Sherman’s comments were made in response to fellow player Marshawn Lynch being fined for not talking to the media.

Snapchat debuts new ad format with Samsung in the US

Hot on the heels of its first ads, Snapchat unveiled a new format this week that lets brands promote sponsored content to people following certain events from the app. Samsung sponsored its own “Our Story” – a stream that gathers users’ posts around live events – for this year’s American Music Awards. While the ad format, like its predecessor, is basic in comparison to the efforts from Facebook or Twitter, they shed some light into how advertisers will be able to go about reaching the platform’s burgeoning userbase.

One to watch

Coca-Cola preps premium milk it claims will ‘rain money’

Coke is entering the US dairy market with a premium brand that will cost twice as much as regular milk and it promises to “make it rain money”. The drink, which contains 50% more protein and 30% less sugar, has already proved a hit in test markets, the company said.

If the thought of health-conscious consumers rushing supermarket aisles for milk isn’t disconcerting enough, then the brand’s odd advertising campaign offers a glimpse into what’s to come.
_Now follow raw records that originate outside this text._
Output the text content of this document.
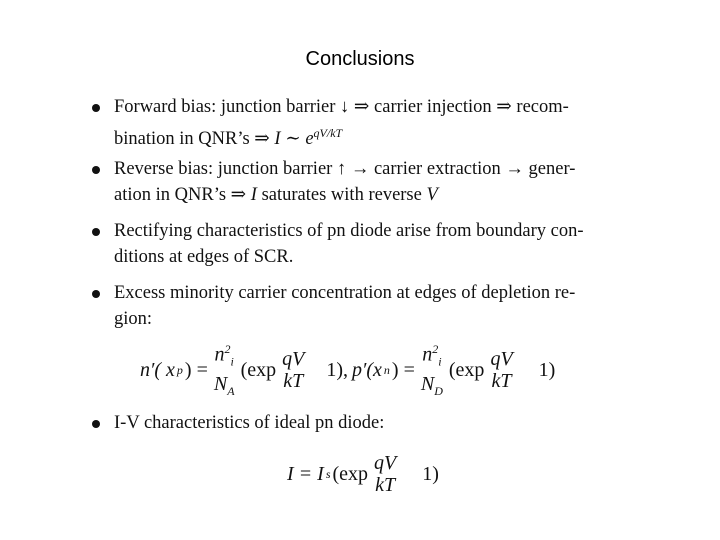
Conclusions
Forward bias: junction barrier ↓ ⇒ carrier injection ⇒ recom-
bination in QNR’s ⇒ I ∼ $e^{qV/kT}$
Reverse bias: junction barrier ↑ → carrier extraction → gener-
ation in QNR’s ⇒ I saturates with reverse V
Rectifying characteristics of pn diode arise from boundary con-
ditions at edges of SCR.
Excess minority carrier concentration at edges of depletion re-
gion:
n′( x p ) =
$n^2_i$
$N_A$
(exp qV
kT
1), p′(x n ) =
$n^2_i$
$N_D$
(exp qV
kT
1)
I-V characteristics of ideal pn diode:
I = I s (exp qV
kT
1)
The ads push the nutritional values of the milk in a possibly sexist way that could also double for some kind of lactose laxative. Shot in a retro-style, each ad features women covered in nothing but flowing milk standing in a puddles of the stuff. It’s debatable whether the images purport the Ferrari of milk positioning Coke is trying to instill in its new brand and time will tell whether it sticks with the risqué strategy.

Tweets of the week

@EsteveCalzada, CEO of Prime Time Sport and former chief marketing and commercial officer at Barcelona FC, on a Liverpool player flouting sponsorship rules:
“I guess @Warrior not happy with @LFC’s Henderson promoting @nike while on duty at #ChampionsLeague flash interview.”

@RobSellers, director of Grey Shopper, on Spotify’s new ad campaign:
“Spotify’s TV ads are terrible. All the fundamentals wrong. Will do nothing for them.”

@m_bertozzi, President of audience on-demand EMEA and client services US VivaKi, on the quality of perfume advertising:
“I despise absolutely EVERY perfume Ad. Every.Single.One. Hey perfumes why not do something crazy – make an Ad that is not nonsensical shite.”

@robinkayh, strategist for Unilver Canada, on the marketing opportunities around wearable technology:
“Power of #wearabletech will come from more contextual data to personalize experience w/o interrupting.”